A carruagem movia-se silenciosamente pela estrada de terra, balançando suavemente de um lado para o outro. Faye segurava a criança junto a ela, sentindo a maciez de seu cabelo em sua bochecha e o calor de seu corpo contra o dela. A capa com a qual estavam cobertos, pertencente a Sterling, emanava um aroma forte de couro e ferro.
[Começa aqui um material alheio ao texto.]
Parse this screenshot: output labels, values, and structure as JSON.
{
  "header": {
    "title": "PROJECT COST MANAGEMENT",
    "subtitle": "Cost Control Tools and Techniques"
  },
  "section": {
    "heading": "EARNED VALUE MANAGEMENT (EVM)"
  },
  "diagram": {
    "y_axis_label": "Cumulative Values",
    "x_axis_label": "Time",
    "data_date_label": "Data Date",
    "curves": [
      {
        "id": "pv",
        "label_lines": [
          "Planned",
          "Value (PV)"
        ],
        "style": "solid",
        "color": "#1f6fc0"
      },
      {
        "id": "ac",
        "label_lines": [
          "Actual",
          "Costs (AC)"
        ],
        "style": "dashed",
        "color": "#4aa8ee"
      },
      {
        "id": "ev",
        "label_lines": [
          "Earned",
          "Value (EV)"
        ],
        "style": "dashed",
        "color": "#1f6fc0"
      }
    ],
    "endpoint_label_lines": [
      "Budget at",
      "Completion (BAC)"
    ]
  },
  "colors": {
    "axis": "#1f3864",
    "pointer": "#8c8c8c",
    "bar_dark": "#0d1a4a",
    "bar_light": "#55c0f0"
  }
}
Através da janela da carruagem, a lua por trás das nuvens lançava um brilho suave, e ocasionalmente podia-se ouvir o som do vento lamentando-se através dos pinheiros. Segurando o garoto adormecido, Faye sentiu uma sensação de tranquilidade tomar conta dela e soube que naquele momento; ela estava exatamente onde queria estar. Grata pela companhia do pequeno menino.
Faye fechou os olhos e eventualmente também adormeceu.
——
O som áspero de um punho batendo na madeira despertou Faye de seu sono. A Duquesa lentamente abriu um olho, seus sentidos ainda turvos pelo sono. Ela olhou ao redor do compartimento apertado da carruagem, franzindo a testa conforme a luz brilhante do sol entrava pela pequena janela.
O ar estava carregado com o cheiro do menino suado dormindo ao seu lado. Ela podia sentir a textura macia, quente da capa de pele contra sua pele. Ela aguçava os ouvidos, escutando o som rítmico das rodas da carruagem, e se perguntava quem estava causando tal perturbação nas primeiras horas da manhã.
Faye sentou-se ereta no assento, Tobias ainda dormia profundamente deitado em seu colo. Ela observou que a carruagem não estava mais balançando tanto; a estrada tinha se suavizado. Ela então viu André montando ao lado da janela e apontando o dedo para algo no horizonte, indicando para ela olhar.
Ela sacudiu o menino delicadamente pelos ombros. Faye se inclinou perto de seu ouvido e sussurrou em um tom abafado enquanto tentava acordá-lo gentilmente.
“Tobias, acorde, querido menino. Chegamos à Fortaleza Everton.”
Ela continuou a sussurrar suavemente, esperando persuadir o menino a sair do sono. “Você deveria sentar e ver a vista — É magnífica.”
A Duquesa observava pela janela da carruagem enquanto eles se dirigiam a uma pequena vila que ficava na entrada da fortaleza. A primeira coisa que ela notou foram homens e mulheres com sacos de sementes e utensílios agrícolas caminhando em direção aos campos abertos. Havia uma urgência na maneira como se moviam. Como se estivessem em uma corrida contra o tempo para terminar algo.
Ela viu André em seu cavalo montado ao lado da carruagem, avaliando a situação com olhos atentos. Conforme se aproximavam da vila que ficava ao pé da fortaleza, a carruagem passou por um buraco na estrada, sacudindo-a e a Tobias no assento. Ela sentiu o menino se mexer e olhou para baixo para vê-lo esfregando o sono dos olhos.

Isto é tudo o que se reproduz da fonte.